Ainda nos primeiros tempos no Russell, antes do
surgimento da Tevê Manchete, já havia na parte traseira do edifício-sede de
Bloch Editores - que dava para cenário ao fundo onde existiam velhos sobrados coloniais, maltratados pelo tempo e encarapitados nas colinas, e por trás da
Igrejinha da Glória, - uma área coberta e outra ao ar livre, com piso branco de
granito.
Ladeava e compunha esse espaço assim vestido,
e que traía no traço simples o gênio inconfundível de Oscar Niemeyer, um alvo,
magnífico salão natural, que, saído das entranhas do edifício, tinha ao fundo a
área construída onde se aninhavam as dependências de apoio de copa e cozinha.

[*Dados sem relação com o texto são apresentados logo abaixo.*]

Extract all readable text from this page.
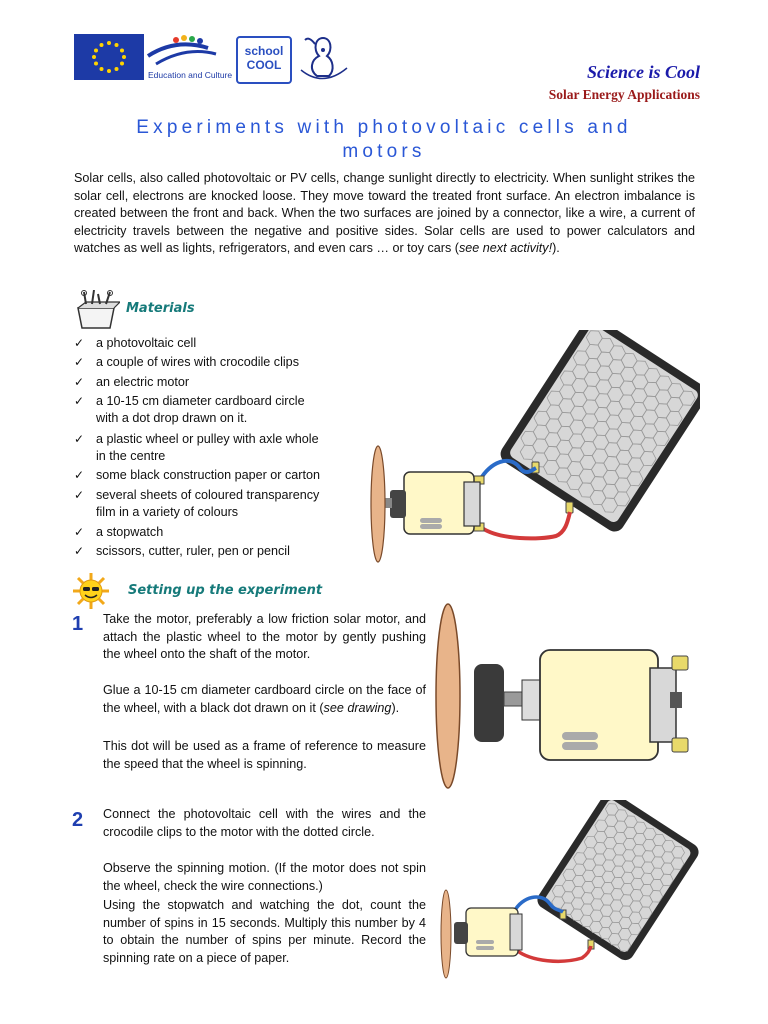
Education and Culture
school COOL	Science is Cool
Solar Energy Applications
Experiments with photovoltaic cells and
motors
Solar cells, also called photovoltaic or PV cells, change sunlight directly to electricity. When sunlight strikes the solar cell, electrons are knocked loose. They move toward the treated front surface. An electron imbalance is created between the front and back. When the two surfaces are joined by a connector, like a wire, a current of electricity travels between the negative and positive sides. Solar cells are used to power calculators and watches as well as lights, refrigerators, and even cars … or toy cars (see next activity!).
Materials
✓ a photovoltaic cell
✓ a couple of wires with crocodile clips
✓ an electric motor
✓ a 10-15 cm diameter cardboard circle
with a dot drop drawn on it.
✓ a plastic wheel or pulley with axle whole
in the centre
✓ some black construction paper or carton
✓ several sheets of coloured transparency
film in a variety of colours
✓ a stopwatch
✓ scissors, cutter, ruler, pen or pencil
Setting up the experiment
1 Take the motor, preferably a low friction solar motor, and attach the plastic wheel to the motor by gently pushing the wheel onto the shaft of the motor.
Glue a 10-15 cm diameter cardboard circle on the face of the wheel, with a black dot drawn on it (see drawing).
This dot will be used as a frame of reference to measure the speed that the wheel is spinning.
2 Connect the photovoltaic cell with the wires and the crocodile clips to the motor with the dotted circle.
Observe the spinning motion. (If the motor does not spin the wheel, check the wire connections.)
Using the stopwatch and watching the dot, count the number of spins in 15 seconds. Multiply this number by 4 to obtain the number of spins per minute. Record the spinning rate on a piece of paper.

Dessarte, aquelas construções singelas
em aparência, como que lançavam os visitantes para composição que encantava à
primeira vista, eis que o convidado se perguntaria se não estava em magnífico
salão, com o céu azul do meio-dia ao alto, com as mesas distribuídas pelo
branco assoalho do piso granítico, a que
ladeava espelho d'água, e ao fundo, como se fora cenário, repontavam velhos
casarões que formavam, por assim dizer, o entorno da construção em que se
entrelaçavam o sol do meridião, o horizonte do Rio antigo, o azul do teto
celeste, e o branco agressivo, daquele ambiente em que o gênio de Niemeyer
reponta na parte e no todo, em jóia arquitetônica que, de repente, para alegria
de quem ama o belo, se descerra aos olhos do visitante.

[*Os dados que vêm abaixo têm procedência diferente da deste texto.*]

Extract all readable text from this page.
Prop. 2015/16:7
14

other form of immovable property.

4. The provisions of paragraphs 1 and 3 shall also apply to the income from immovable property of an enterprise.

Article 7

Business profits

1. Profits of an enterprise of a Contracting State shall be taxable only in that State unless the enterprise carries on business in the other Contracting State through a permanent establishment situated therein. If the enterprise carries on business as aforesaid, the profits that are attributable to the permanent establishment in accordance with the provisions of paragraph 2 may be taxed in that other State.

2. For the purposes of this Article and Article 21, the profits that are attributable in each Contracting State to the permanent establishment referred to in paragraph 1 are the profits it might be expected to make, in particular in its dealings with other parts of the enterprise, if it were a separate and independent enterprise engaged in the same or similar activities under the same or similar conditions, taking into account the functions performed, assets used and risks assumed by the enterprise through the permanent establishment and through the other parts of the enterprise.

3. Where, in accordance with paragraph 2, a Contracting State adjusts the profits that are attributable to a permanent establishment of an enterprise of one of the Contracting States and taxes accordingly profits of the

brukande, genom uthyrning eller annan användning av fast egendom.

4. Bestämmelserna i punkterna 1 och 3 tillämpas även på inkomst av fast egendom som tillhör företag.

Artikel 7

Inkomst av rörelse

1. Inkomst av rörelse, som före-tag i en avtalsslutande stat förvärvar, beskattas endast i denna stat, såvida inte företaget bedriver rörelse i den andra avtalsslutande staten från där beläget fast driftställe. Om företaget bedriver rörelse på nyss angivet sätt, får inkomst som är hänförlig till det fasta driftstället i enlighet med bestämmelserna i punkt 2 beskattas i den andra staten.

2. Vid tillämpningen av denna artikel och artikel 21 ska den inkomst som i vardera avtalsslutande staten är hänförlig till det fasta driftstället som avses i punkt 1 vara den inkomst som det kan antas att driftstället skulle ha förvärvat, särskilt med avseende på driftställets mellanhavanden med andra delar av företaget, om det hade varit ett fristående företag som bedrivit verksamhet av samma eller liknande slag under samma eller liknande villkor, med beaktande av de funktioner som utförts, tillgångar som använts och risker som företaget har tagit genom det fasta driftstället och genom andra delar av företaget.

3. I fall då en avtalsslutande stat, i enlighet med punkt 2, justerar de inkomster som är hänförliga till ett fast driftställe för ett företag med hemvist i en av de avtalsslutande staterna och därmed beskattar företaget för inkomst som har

Ao invés dos refeitórios da imprensa,
em geral metidos em áreas confinadas, que careciam de ar condicionado, Adolpho Bloch, como se estivesse realizando
o gesto mais simples, a exemplo de o que fazia no antigo edifício da Frei
Caneca, ali naquele espaço da antiga praia do Russell, à beira da baía de
Guanabara plantado, seria sempre o anfitrião bem-humorado e, em geral,
sorridente, convidando a todos, com os seus expletivos e o sorriso franco, para
que fruíssem de o que se preparara para aquele almoço.

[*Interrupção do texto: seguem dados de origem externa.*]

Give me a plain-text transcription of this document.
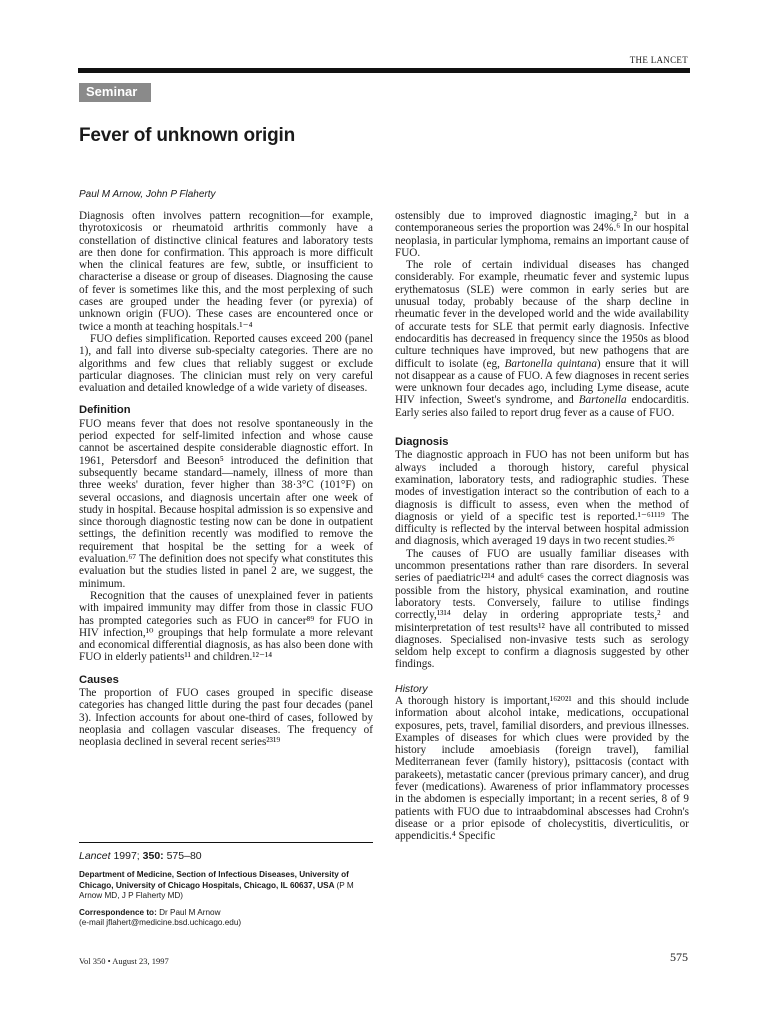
THE LANCET
Seminar
Fever of unknown origin
Paul M Arnow, John P Flaherty

Diagnosis often involves pattern recognition—for example, thyrotoxicosis or rheumatoid arthritis commonly have a constellation of distinctive clinical features and laboratory tests are then done for confirmation. This approach is more difficult when the clinical features are few, subtle, or insufficient to characterise a disease or group of diseases. Diagnosing the cause of fever is sometimes like this, and the most perplexing of such cases are grouped under the heading fever (or pyrexia) of unknown origin (FUO). These cases are encountered once or twice a month at teaching hospitals.¹⁻⁴

FUO defies simplification. Reported causes exceed 200 (panel 1), and fall into diverse sub-specialty categories. There are no algorithms and few clues that reliably suggest or exclude particular diagnoses. The clinician must rely on very careful evaluation and detailed knowledge of a wide variety of diseases.

Definition

FUO means fever that does not resolve spontaneously in the period expected for self-limited infection and whose cause cannot be ascertained despite considerable diagnostic effort. In 1961, Petersdorf and Beeson⁵ introduced the definition that subsequently became standard—namely, illness of more than three weeks' duration, fever higher than 38·3°C (101°F) on several occasions, and diagnosis uncertain after one week of study in hospital. Because hospital admission is so expensive and since thorough diagnostic testing now can be done in outpatient settings, the definition recently was modified to remove the requirement that hospital be the setting for a week of evaluation.⁶⁷ The definition does not specify what constitutes this evaluation but the studies listed in panel 2 are, we suggest, the minimum.

Recognition that the causes of unexplained fever in patients with impaired immunity may differ from those in classic FUO has prompted categories such as FUO in cancer⁸⁹ for FUO in HIV infection,¹⁰ groupings that help formulate a more relevant and economical differential diagnosis, as has also been done with FUO in elderly patients¹¹ and children.¹²⁻¹⁴

Causes

The proportion of FUO cases grouped in specific disease categories has changed little during the past four decades (panel 3). Infection accounts for about one-third of cases, followed by neoplasia and collagen vascular diseases. The frequency of neoplasia declined in several recent series²³¹⁹

Lancet 1997; 350: 575–80
Department of Medicine, Section of Infectious Diseases, University of Chicago, University of Chicago Hospitals, Chicago, IL 60637, USA (P M Arnow MD, J P Flaherty MD)
Correspondence to: Dr Paul M Arnow
(e-mail jflahert@medicine.bsd.uchicago.edu)

ostensibly due to improved diagnostic imaging,² but in a contemporaneous series the proportion was 24%.⁶ In our hospital neoplasia, in particular lymphoma, remains an important cause of FUO.

The role of certain individual diseases has changed considerably. For example, rheumatic fever and systemic lupus erythematosus (SLE) were common in early series but are unusual today, probably because of the sharp decline in rheumatic fever in the developed world and the wide availability of accurate tests for SLE that permit early diagnosis. Infective endocarditis has decreased in frequency since the 1950s as blood culture techniques have improved, but new pathogens that are difficult to isolate (eg, Bartonella quintana) ensure that it will not disappear as a cause of FUO. A few diagnoses in recent series were unknown four decades ago, including Lyme disease, acute HIV infection, Sweet's syndrome, and Bartonella endocarditis. Early series also failed to report drug fever as a cause of FUO.

Diagnosis

The diagnostic approach in FUO has not been uniform but has always included a thorough history, careful physical examination, laboratory tests, and radiographic studies. These modes of investigation interact so the contribution of each to a diagnosis is difficult to assess, even when the method of diagnosis or yield of a specific test is reported.¹⁻⁶¹¹¹⁹ The difficulty is reflected by the interval between hospital admission and diagnosis, which averaged 19 days in two recent studies.²⁶

The causes of FUO are usually familiar diseases with uncommon presentations rather than rare disorders. In several series of paediatric¹²¹⁴ and adult⁶ cases the correct diagnosis was possible from the history, physical examination, and routine laboratory tests. Conversely, failure to utilise findings correctly,¹³¹⁴ delay in ordering appropriate tests,² and misinterpretation of test results¹² have all contributed to missed diagnoses. Specialised non-invasive tests such as serology seldom help except to confirm a diagnosis suggested by other findings.

History

A thorough history is important,¹⁶²⁰²¹ and this should include information about alcohol intake, medications, occupational exposures, pets, travel, familial disorders, and previous illnesses. Examples of diseases for which clues were provided by the history include amoebiasis (foreign travel), familial Mediterranean fever (family history), psittacosis (contact with parakeets), metastatic cancer (previous primary cancer), and drug fever (medications). Awareness of prior inflammatory processes in the abdomen is especially important; in a recent series, 8 of 9 patients with FUO due to intraabdominal abscesses had Crohn's disease or a prior episode of cholecystitis, diverticulitis, or appendicitis.⁴ Specific

Vol 350 • August 23, 1997	575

Como capitão de empresas, o jeitão
natural punha todos à vontade. Tinha decerto os seus preferidos, como Cony,
Murilo Melo Filho, Justino Martins e um que outro tipo estranho, que gozaria de sua
predileção por tempo determinado. No que me concerne, sempre me recebeu com a naturalidade de sempre, a
mim que lá aparecia mais para o fim do
mês, ou quando o Ministro de Estado estivesse fora.
Adolpho gostava de carnes, como veria nas suas preferências em
restaurantes parisienses - mas isso é outra estória. Nesta me ocupo de um
senhor grande anfitrião.
Era um prazer privar-lhe da
companhia, e da ocasional piada ou da última de fulano ou sicrano.
Todas as novidades ele dizia com um
piscar maroto nos olhos brilhantes, muita vez repetindo para que confirmasses a
tua concordância com a sua interpretação.
E então dizia : "Não é verdade, isto ?"
Pedia apenas concordância, e o fazia
naturalmente, sem querer impor nada. Eu só achava estranha a construção e me
perguntava de onde tirava aquela peculiar composição verbal.
Só muito mais tarde que me daria
conta de que a pequena frase vinha direto do russo, que o menino emigrante de
treze anos trouxera com ele, junto com algumas poucas peculiaridades de
expressão que haviam sobrevivido à dura travessia.